It's day 12 since Hurricane Sandy hit, and PSEG has hit a milestone. The company says it has restored electricity to 98 percent of their customers in their service area, and they're hoping to make it 100 percent by Saturday.
Ralph LaRossa, president and chief operating officer of the company, said in a media update conference call -- the last he hopes he'll be having to discuss Hurricane Sandy and the nor'easter that tore through the area Wednesday -- that even with service restoration, the work isn't over yet.

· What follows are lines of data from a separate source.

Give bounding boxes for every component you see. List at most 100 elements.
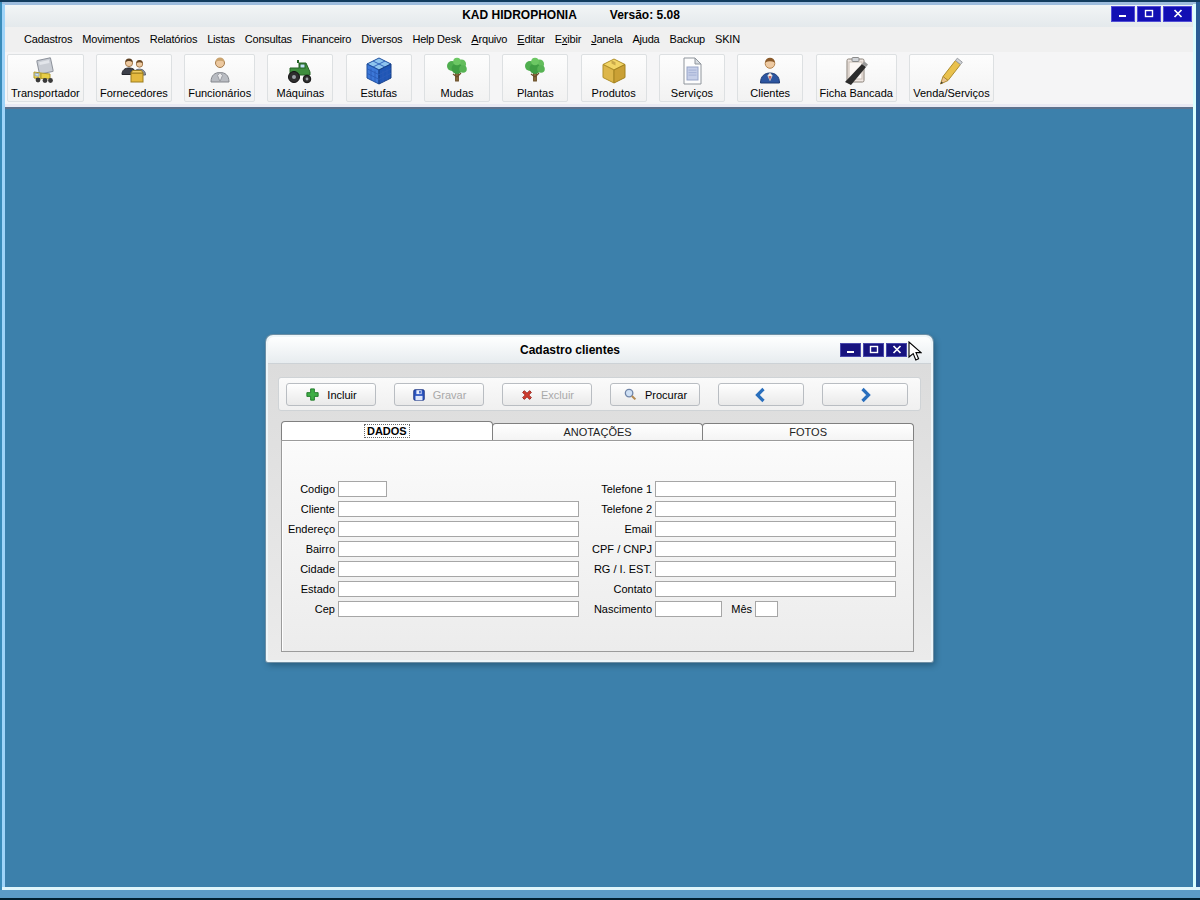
close-icon bbox=[1173, 8, 1183, 20]
close-icon bbox=[892, 337, 902, 363]
field-label-codigo: Codigo bbox=[282, 481, 335, 497]
window-minimize-button[interactable] bbox=[1111, 6, 1135, 22]
toolbar-button-servicos[interactable]: Serviços bbox=[659, 54, 725, 102]
menu-item-movimentos[interactable]: Movimentos bbox=[77, 27, 144, 52]
previous-record-button[interactable] bbox=[718, 383, 804, 406]
menu-item-arquivo[interactable]: Arquivo bbox=[466, 27, 512, 52]
nascimento-field[interactable] bbox=[655, 601, 722, 617]
codigo-field[interactable] bbox=[338, 481, 387, 497]
tab-anotacoes[interactable]: ANOTAÇÕES bbox=[492, 423, 704, 440]
toolbar-button-label: Mudas bbox=[441, 87, 474, 100]
next-record-button[interactable] bbox=[822, 383, 908, 406]
seedling-tree-icon bbox=[441, 55, 473, 87]
bairro-field[interactable] bbox=[338, 541, 579, 557]
tab-dados[interactable]: DADOS bbox=[281, 421, 493, 440]
menu-item-relatorios[interactable]: Relatórios bbox=[145, 27, 203, 52]
field-label-bairro: Bairro bbox=[282, 541, 335, 557]
app-title: KAD HIDROPHONIA bbox=[462, 8, 577, 22]
menu-item-editar[interactable]: Editar bbox=[512, 27, 550, 52]
menu-item-backup[interactable]: Backup bbox=[665, 27, 711, 52]
toolbar-button-plantas[interactable]: Plantas bbox=[502, 54, 568, 102]
field-label-rg-i-est: RG / I. EST. bbox=[572, 561, 652, 577]
window-maximize-button[interactable] bbox=[1137, 6, 1161, 22]
truck-icon bbox=[29, 55, 61, 87]
plant-tree-icon bbox=[519, 55, 551, 87]
toolbar-button-label: Plantas bbox=[517, 87, 554, 100]
menu-item-cadastros[interactable]: Cadastros bbox=[19, 27, 77, 52]
estado-field[interactable] bbox=[338, 581, 579, 597]
greenhouse-cube-icon bbox=[363, 55, 395, 87]
employee-icon bbox=[204, 55, 236, 87]
contato-field[interactable] bbox=[655, 581, 896, 597]
endereco-field[interactable] bbox=[338, 521, 579, 537]
button-label: Gravar bbox=[433, 389, 467, 401]
email-field[interactable] bbox=[655, 521, 896, 537]
toolbar-button-clientes[interactable]: Clientes bbox=[737, 54, 803, 102]
dados-tab-panel: CodigoClienteEndereçoBairroCidadeEstadoC… bbox=[281, 440, 914, 652]
procurar-button[interactable]: Procurar bbox=[610, 383, 700, 406]
cliente-field[interactable] bbox=[338, 501, 579, 517]
button-label: Incluir bbox=[327, 389, 356, 401]
dialog-maximize-button[interactable] bbox=[863, 343, 884, 357]
rg-i-est-field[interactable] bbox=[655, 561, 896, 577]
field-label-mes: Mês bbox=[730, 601, 752, 617]
window-border-right-highlight bbox=[1193, 4, 1196, 888]
dialog-title-bar[interactable]: Cadastro clientes bbox=[268, 337, 931, 364]
dialog-tabs: DADOSANOTAÇÕESFOTOS bbox=[281, 421, 914, 440]
window-close-button[interactable] bbox=[1163, 6, 1192, 22]
dialog-close-button[interactable] bbox=[886, 343, 907, 357]
incluir-button[interactable]: Incluir bbox=[286, 383, 376, 406]
window-title: KAD HIDROPHONIA Versão: 5.08 bbox=[462, 8, 680, 22]
clipboard-pen-icon bbox=[840, 55, 872, 87]
menu-item-financeiro[interactable]: Financeiro bbox=[297, 27, 356, 52]
window-border-bottom bbox=[0, 890, 1200, 898]
application-window: KAD HIDROPHONIA Versão: 5.08 CadastrosMo… bbox=[5, 5, 1193, 887]
menu-item-ajuda[interactable]: Ajuda bbox=[627, 27, 664, 52]
menu-item-janela[interactable]: Janela bbox=[586, 27, 627, 52]
field-label-cliente: Cliente bbox=[282, 501, 335, 517]
excluir-button[interactable]: Excluir bbox=[502, 383, 592, 406]
field-label-telefone-1: Telefone 1 bbox=[572, 481, 652, 497]
toolbar-button-produtos[interactable]: Produtos bbox=[581, 54, 647, 102]
telefone-1-field[interactable] bbox=[655, 481, 896, 497]
button-label: Excluir bbox=[541, 389, 574, 401]
gravar-button[interactable]: Gravar bbox=[394, 383, 484, 406]
tractor-icon bbox=[284, 55, 316, 87]
toolbar-button-mudas[interactable]: Mudas bbox=[424, 54, 490, 102]
menu-item-diversos[interactable]: Diversos bbox=[356, 27, 407, 52]
toolbar-button-maquinas[interactable]: Máquinas bbox=[267, 54, 333, 102]
menu-item-exibir[interactable]: Exibir bbox=[550, 27, 586, 52]
field-label-nascimento: Nascimento bbox=[572, 601, 652, 617]
service-document-icon bbox=[676, 55, 708, 87]
menu-item-help-desk[interactable]: Help Desk bbox=[407, 27, 466, 52]
toolbar-button-funcionarios[interactable]: Funcionários bbox=[184, 54, 255, 102]
search-magnifier-icon bbox=[623, 387, 638, 402]
toolbar-button-estufas[interactable]: Estufas bbox=[346, 54, 412, 102]
cep-field[interactable] bbox=[338, 601, 579, 617]
cpf-cnpj-field[interactable] bbox=[655, 541, 896, 557]
mes-field[interactable] bbox=[755, 601, 778, 617]
toolbar-button-transportador[interactable]: Transportador bbox=[7, 54, 84, 102]
menu-item-consultas[interactable]: Consultas bbox=[240, 27, 297, 52]
dialog-body: Incluir Gravar Excluir Procurar DADOSANOTAÇ… bbox=[268, 364, 931, 660]
toolbar-button-label: Fornecedores bbox=[100, 87, 168, 100]
toolbar-button-fornecedores[interactable]: Fornecedores bbox=[96, 54, 172, 102]
field-label-endereco: Endereço bbox=[282, 521, 335, 537]
toolbar-button-ficha-bancada[interactable]: Ficha Bancada bbox=[816, 54, 897, 102]
toolbar-button-label: Máquinas bbox=[277, 87, 325, 100]
field-label-contato: Contato bbox=[572, 581, 652, 597]
dialog-action-panel: Incluir Gravar Excluir Procurar bbox=[278, 377, 921, 411]
arrow-left-icon bbox=[753, 387, 769, 403]
cidade-field[interactable] bbox=[338, 561, 579, 577]
menu-item-listas[interactable]: Listas bbox=[202, 27, 240, 52]
dialog-minimize-button[interactable] bbox=[840, 343, 861, 357]
menu-item-skin[interactable]: SKIN bbox=[710, 27, 745, 52]
telefone-2-field[interactable] bbox=[655, 501, 896, 517]
title-bar[interactable]: KAD HIDROPHONIA Versão: 5.08 bbox=[5, 5, 1193, 27]
tab-fotos[interactable]: FOTOS bbox=[702, 423, 914, 440]
window-border-right bbox=[1196, 2, 1200, 898]
toolbar-button-venda-servicos[interactable]: Venda/Serviços bbox=[909, 54, 993, 102]
client-person-icon bbox=[754, 55, 786, 87]
toolbar-button-label: Clientes bbox=[750, 87, 790, 100]
toolbar-button-label: Estufas bbox=[360, 87, 397, 100]
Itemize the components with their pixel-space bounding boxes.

He gave a big thanks to the 4,500 linemen who poured into New Jersey from all over the country to supplement PSEG's own crews. He spoke to one lineman yesterday, who said he had been working 16 hours a day since even before the hurricane hit to do prep work. "Things are tough at home. His family has been without power through all this. They've been living in the basement with their woodburning stove," LaRossa said.
"With all the sacrifices they've gone through, they're the real heroes out there."
Meanwhile, most of Mercer and Middlesex Counties have had their power restored. Ninety-five percent of Middlesex County customers have power, with 12,000 still waiting for service; in Mercer County, 99 percent have electricity, and 1,500 are without it.
A substation in the Sewaren section of Woodbridge crashed yesterday, blowing the power for customers in portions of Woodbridge Proper, Port Reading, Carteret, Linden, Metuchen, Union, Elizabeth, Kenilworth, Perth Amboy, Roselle, Roselle Park, Westfield, Clark, Edison, and Rahway.
While 20,000 of those who lost their service got it back by 8 p.m. Thursday, there were still some who hadn't had their electricity restored.
LaRossa was aware of the circuit issues that turned off the juice to homeowners who had had their service restored since Sandy, but lost it again.
"We're going to have crews in that area. We'll see big progress" in restoring service, he said.
Another issue LaRossa addressed was the communication between the utility company and mayors in the service area where power was lost.
"The mayor issue has been the biggest challenge from a communications standpoint," LaRossa said. "Many of them are unpaid and want to help out their neighbors. The information we provide may be accurate when we give it to them, but maybe later in the day they talk to a crew they see and get different information.
"It's impossible for us to be 'real-time' for 236 municipalities across the state."
Part of the reason for the lack of up-to-date information is because none of the out-of-state linemen have the "smart" equipment PSEG employees use. They process all of their updates with written reports that have to be entered into the system at the end of the workday; work that they do simply doesn't show up until it's inputed into the system, LaRossa said.
"We'll try to work on the technology," he added.
The PSEG president said he still felt for the one percent of the company's customers who were still without power.
"There is no way I can prevent everything from happening. Mother Nature certainly dealt us a bad hand in the region," LaRossa said of the double whammy of Hurricane Sandy and Nor'easter Athena coming back-to-back.
When Sandy came through the region he said they'd have service back to customers by Nov. 9, a promise he said they put off only by a day because of the problems caused by the unanticipated winter storm on Wednesday.
For the one percent without power, LaRossa said, "I certainly feel bad. But I know my kids would be real happy getting a ninety-nine in school."